The most plausible metabolic source of the symptoms is a dose-dependent release of certain cytokines, an event which occurs by inhaling metal oxide fumes that injure the lung cells. This is not an allergic reaction, though allergic reactions to metal fumes can occur.

==Diagnosis==
Diagnosis is primarily anecdotal, that is, it depends upon a good occupational history. Diagnosis of metal fume fever can be easily missed because the complaints are non-specific, resemble a number of other common illnesses, and presentation occurs typically 2–10 hours after the exposure. When respiratory symptoms are prominent, metal fume fever may be confused with acute bronchitis or pneumonia. The diagnosis is based primarily upon a history of exposure to metal oxide fumes. Cain and Fletcher (2010) report a case of metal fume fever that was diagnosed only by taking a full occupational history and by close collaboration between primary and secondary health care personnel.

Physical symptoms vary among persons exposed, depending largely upon the stage in the course of the syndrome during which examination occurs. Patients may present with wheezing or crackles in the lungs. They typically have an increased white blood cell count, and urine, blood plasma and skin zinc levels may be elevated. Chest X-ray abnormalities may also be present.

An interesting feature of metal fume fever involves rapid adaptation to the development of the syndrome following repeated metal oxide exposure. Workers with a history of recurrent metal fume fever often develop a tolerance to the fumes. This tolerance, however, is transient, and only persists through the work week. After a weekend hiatus, the tolerance has usually disappeared. This phenomenon of tolerance is what led to the name "Monday morning syndrome".

In 2018, there were 259 cases of metal fume fever reported to the United States Poison Control Center.

==Treatment==
Treatment of mild metal fume fever consists of bedrest, keeping the patient well hydrated, and symptomatic therapy (e.g. aspirin for headaches) as indicated. In the case of non-allergic acute lung injury, standard or recommended approaches to treatment have not been defined.

The consumption of large quantities of cow's milk, either before or immediately after exposure is a traditional remedy. However, the United Kingdom Health and Safety Executive challenges this advice, warning, "Don't believe the stories about drinking milk before welding. It does not prevent you getting metal fume fever."

==Prevention==
Prevention of metal fume fever in workers who are at risk (such as welders) involves avoidance of direct contact with potentially toxic fumes, improved engineering controls (exhaust ventilation systems), personal protective equipment (respirators), and education of workers regarding the features of the syndrome itself and proactive measures to prevent its development.
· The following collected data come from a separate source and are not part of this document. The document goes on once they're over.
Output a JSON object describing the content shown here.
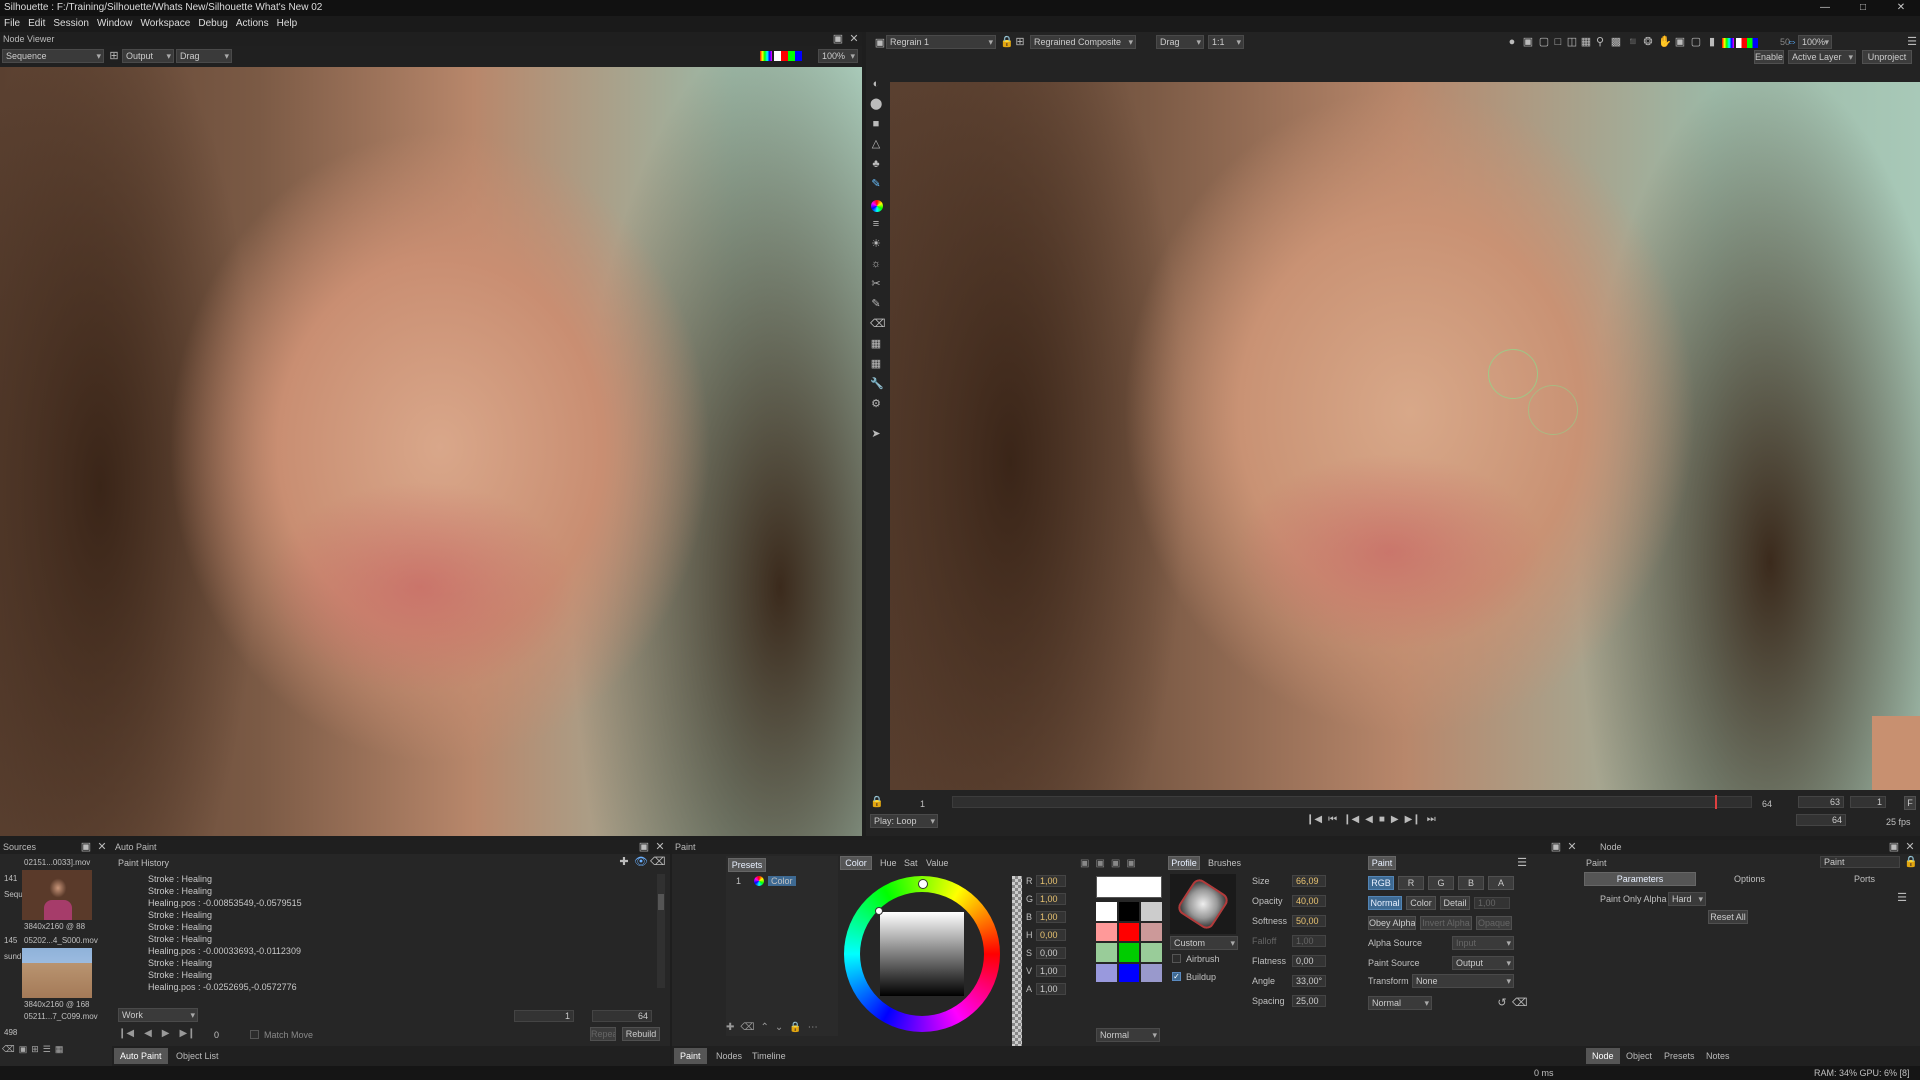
{
  "window": {
    "title": "Silhouette : F:/Training/Silhouette/Whats New/Silhouette What's New 02"
  },
  "menu": [
    "File",
    "Edit",
    "Session",
    "Window",
    "Workspace",
    "Debug",
    "Actions",
    "Help"
  ],
  "node_viewer": {
    "title": "Node Viewer",
    "sequence": "Sequence",
    "output": "Output",
    "drag": "Drag",
    "zoom": "100%"
  },
  "main_viewer": {
    "node": "Regrain 1",
    "composite": "Regrained Composite",
    "drag": "Drag",
    "ratio": "1:1",
    "fifty": "50",
    "zoom": "100%",
    "enable": "Enable",
    "active_layer": "Active Layer",
    "unproject": "Unproject",
    "frame_start": "1",
    "frame_cur": "64",
    "frame_in": "63",
    "frame_out": "1",
    "f_label": "F",
    "play_mode": "Play: Loop",
    "frame_display": "64",
    "fps": "25 fps"
  },
  "sources": {
    "title": "Sources",
    "items": [
      {
        "name": "02151...0033].mov",
        "res": "3840x2160 @ 88",
        "num": "141"
      },
      {
        "name": "05202...4_S000.mov",
        "res": "3840x2160 @ 168",
        "num": "145"
      },
      {
        "name": "05211...7_C099.mov",
        "res": "",
        "num": "498"
      }
    ],
    "seq_label": "Sequ",
    "sund_label": "sund"
  },
  "auto_paint": {
    "title": "Auto Paint",
    "history_title": "Paint History",
    "lines": [
      "Stroke : Healing",
      "Stroke : Healing",
      "Healing.pos : -0.00853549,-0.0579515",
      "Stroke : Healing",
      "Stroke : Healing",
      "Stroke : Healing",
      "Healing.pos : -0.00033693,-0.0112309",
      "Stroke : Healing",
      "Stroke : Healing",
      "Healing.pos : -0.0252695,-0.0572776",
      "Stroke : Healing"
    ],
    "work": "Work",
    "field1": "1",
    "field2": "64",
    "frame": "0",
    "match_move": "Match Move",
    "repeat": "Repeat",
    "rebuild": "Rebuild",
    "tabs": [
      "Auto Paint",
      "Object List"
    ]
  },
  "paint": {
    "title": "Paint",
    "presets": "Presets",
    "preset_row": {
      "num": "1",
      "label": "Color"
    },
    "color_tabs": [
      "Color",
      "Hue",
      "Sat",
      "Value"
    ],
    "channels": [
      {
        "k": "R",
        "v": "1,00"
      },
      {
        "k": "G",
        "v": "1,00"
      },
      {
        "k": "B",
        "v": "1,00"
      },
      {
        "k": "H",
        "v": "0,00"
      },
      {
        "k": "S",
        "v": "0,00"
      },
      {
        "k": "V",
        "v": "1,00"
      },
      {
        "k": "A",
        "v": "1,00"
      }
    ],
    "blend": "Normal",
    "swatch_colors": [
      "#ffffff",
      "#000000",
      "#ffffff",
      "#ff0000",
      "#ff9999",
      "#00aa00",
      "#99cc99",
      "#0000ff",
      "#9999cc",
      "#cccccc"
    ],
    "profile": "Profile",
    "brushes": "Brushes",
    "brush_preset": "Custom",
    "airbrush": "Airbrush",
    "buildup": "Buildup",
    "props": [
      {
        "k": "Size",
        "v": "66,09"
      },
      {
        "k": "Opacity",
        "v": "40,00"
      },
      {
        "k": "Softness",
        "v": "50,00"
      },
      {
        "k": "Falloff",
        "v": "1,00"
      },
      {
        "k": "Flatness",
        "v": "0,00"
      },
      {
        "k": "Angle",
        "v": "33,00°"
      },
      {
        "k": "Spacing",
        "v": "25,00"
      }
    ],
    "mode_tab": "Paint",
    "channels_btns": [
      "RGB",
      "R",
      "G",
      "B",
      "A"
    ],
    "mode_btns": [
      "Normal",
      "Color",
      "Detail"
    ],
    "detail_val": "1,00",
    "obey_alpha": "Obey Alpha",
    "invert_alpha": "Invert Alpha",
    "opaque": "Opaque",
    "alpha_source": "Alpha Source",
    "alpha_source_val": "Input",
    "paint_source": "Paint Source",
    "paint_source_val": "Output",
    "transform": "Transform",
    "transform_val": "None",
    "mode_val": "Normal",
    "bottom_tabs": [
      "Paint",
      "Nodes",
      "Timeline"
    ]
  },
  "node_panel": {
    "title": "Node",
    "node_label": "Paint",
    "node_name": "Paint",
    "tabs": [
      "Parameters",
      "Options",
      "Ports"
    ],
    "paint_only_alpha": "Paint Only Alpha",
    "hard": "Hard",
    "reset_all": "Reset All",
    "bottom_tabs": [
      "Node",
      "Object",
      "Presets",
      "Notes"
    ]
  },
  "status": {
    "ms": "0 ms",
    "ram": "RAM: 34% GPU: 6% [8]"
  }
}
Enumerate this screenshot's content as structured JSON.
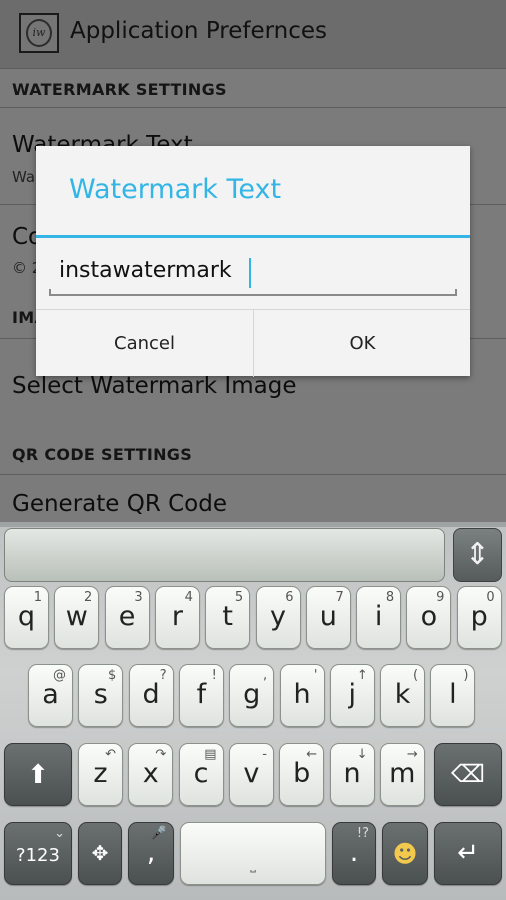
{
  "app_bar": {
    "title": "Application Prefernces",
    "icon": "app-logo-icon",
    "icon_text": "iw"
  },
  "preferences": {
    "watermark_category": "WATERMARK SETTINGS",
    "watermark_text_title": "Watermark Text",
    "watermark_text_summary": "Wa",
    "copyright_title": "Co",
    "copyright_summary": "© 2",
    "image_category": "IMA",
    "select_image_title": "Select Watermark Image",
    "qr_category": "QR CODE SETTINGS",
    "qr_generate_title": "Generate QR Code"
  },
  "dialog": {
    "title": "Watermark Text",
    "input_value": "instawatermark",
    "cancel_label": "Cancel",
    "ok_label": "OK",
    "accent_color": "#33b5e5"
  },
  "keyboard": {
    "row1": [
      {
        "m": "q",
        "h": "1"
      },
      {
        "m": "w",
        "h": "2"
      },
      {
        "m": "e",
        "h": "3"
      },
      {
        "m": "r",
        "h": "4"
      },
      {
        "m": "t",
        "h": "5"
      },
      {
        "m": "y",
        "h": "6"
      },
      {
        "m": "u",
        "h": "7"
      },
      {
        "m": "i",
        "h": "8"
      },
      {
        "m": "o",
        "h": "9"
      },
      {
        "m": "p",
        "h": "0"
      }
    ],
    "row2": [
      {
        "m": "a",
        "h": "@"
      },
      {
        "m": "s",
        "h": "$"
      },
      {
        "m": "d",
        "h": "?"
      },
      {
        "m": "f",
        "h": "!"
      },
      {
        "m": "g",
        "h": ","
      },
      {
        "m": "h",
        "h": "'"
      },
      {
        "m": "j",
        "h": "↑"
      },
      {
        "m": "k",
        "h": "("
      },
      {
        "m": "l",
        "h": ")"
      }
    ],
    "row3": [
      {
        "m": "z",
        "h": "↶"
      },
      {
        "m": "x",
        "h": "↷"
      },
      {
        "m": "c",
        "h": "▤"
      },
      {
        "m": "v",
        "h": "-"
      },
      {
        "m": "b",
        "h": "←"
      },
      {
        "m": "n",
        "h": "↓"
      },
      {
        "m": "m",
        "h": "→"
      }
    ],
    "symbols_label": "?123",
    "comma": ",",
    "period": ".",
    "period_hint": "!?",
    "shift_icon": "shift-icon",
    "delete_icon": "backspace-icon",
    "enter_icon": "enter-icon",
    "emoji_icon": "emoji-icon",
    "mic_icon": "microphone-icon",
    "move_icon": "move-arrows-icon"
  }
}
In some cases, the product's design may be changed so as to eliminate the use of risky metals. Cadmium is often replaced by other metals. NiCd rechargeable batteries are being replaced by NiMH. These contain other toxic metals, such as chromium, vanadium and cerium. Zinc or nickel plating can be used instead of cadmium plating, and brazing filler alloys now rarely contain cadmium.